The author of "The Path Not Taken," Paul Krugman, has wrote as an Op-Ed columnist for the New York Times since 1999. He is also a professor of Economics and International Affairs at Princeton University; therefore his opinion on the coping strategies of certain countries through these hard economic times expressed in this piece is knowledgeable. This editorial was specifically prompted by his visit to Iceland, where economists discussed how Iceland was handling their economic situation differently than other countries (exigence). Krugman explains that many European countries and the United States took the approach of cutting spending and bailing out banks at the cost of unemployment and hurting workers. He refutes their claims that this was the only approach; Iceland let its banks go bankrupt and “expanded its social safety net”. Krugman indicates that he would have rather seen the United States employ Iceland’s approach rather than their “‘fiscal consolidation’” approach (purpose) through rhetorical devices:
- diction: by using simple words rather than economic jargon (“an economy that is 18 percent smaller..” instead of something like, “The GNP is 18 percent lower...”), Krugman expands his audience beyond other economists to the public.
- repetition: in two consecutive sentences, Krugman used the term “slump” three times, which emphasized the economic repression.
- tone: for most of the piece, the tone was a bit depressing because Krugman continuously bashed the United States government for their costly economic coping strategy.
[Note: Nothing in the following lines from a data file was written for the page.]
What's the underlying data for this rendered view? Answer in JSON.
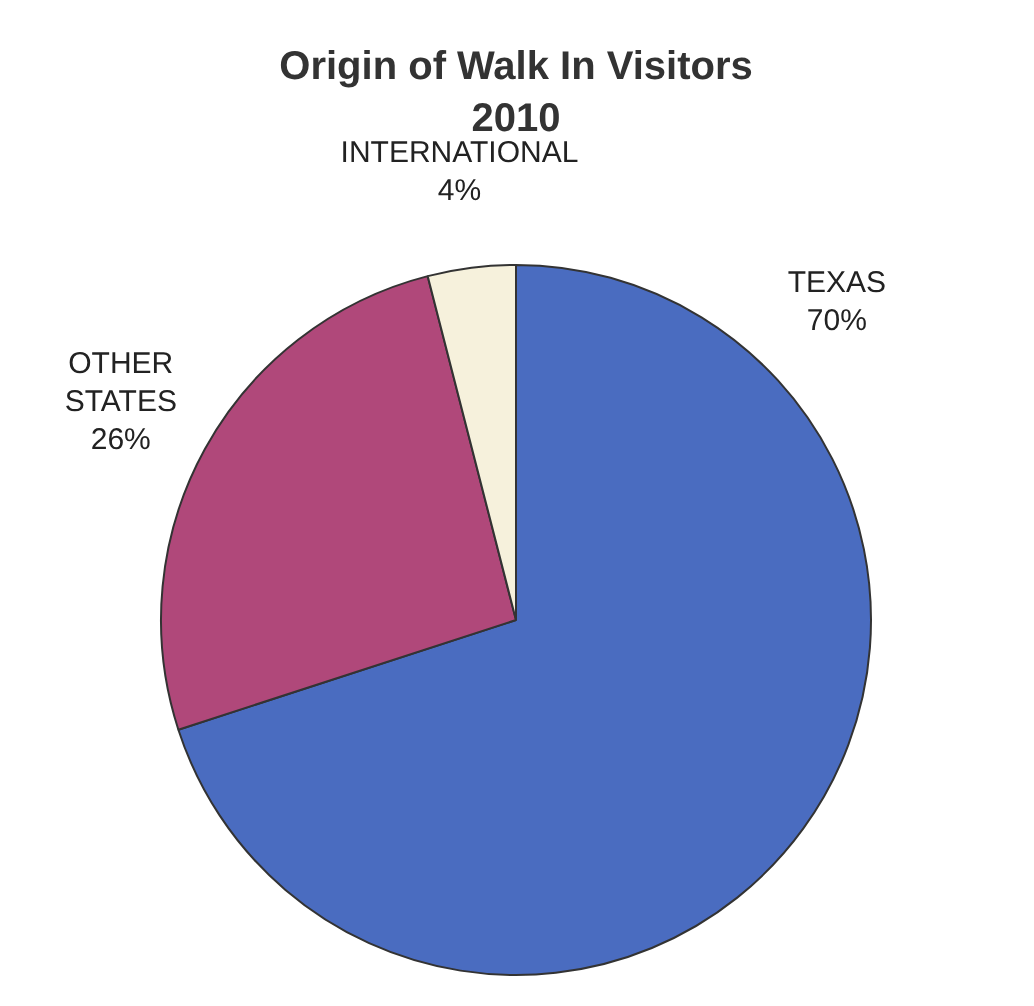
{
  "chart_data": {
    "type": "pie",
    "title": "Origin of Walk In Visitors",
    "subtitle": "2010",
    "categories": [
      "TEXAS",
      "OTHER STATES",
      "INTERNATIONAL"
    ],
    "values": [
      70,
      26,
      4
    ],
    "colors": [
      "#4a6cc0",
      "#b0487a",
      "#f6f1dc"
    ],
    "value_labels": [
      "70%",
      "26%",
      "4%"
    ],
    "legend": false
  }
}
However, because he was writing for an American newspaper: “It [the suffering of so many citizens because of the economic crisis] didn’t and doesn’t have to be this way.” With this last line, the tone switches to hopeful, which appeals to his American audience and encourages them to agree with his opinion.
I do not think Krugman accomplished his purpose because, although he did a thorough job in pointing out the failures of the bank-bail-out plan employed by the Unites States, he did not explain what Iceland was specifically doing (other than not bailing out banks) in their economic plan. This omission prevented the audience from being persuaded that the United States should copy Iceland’s economic plan.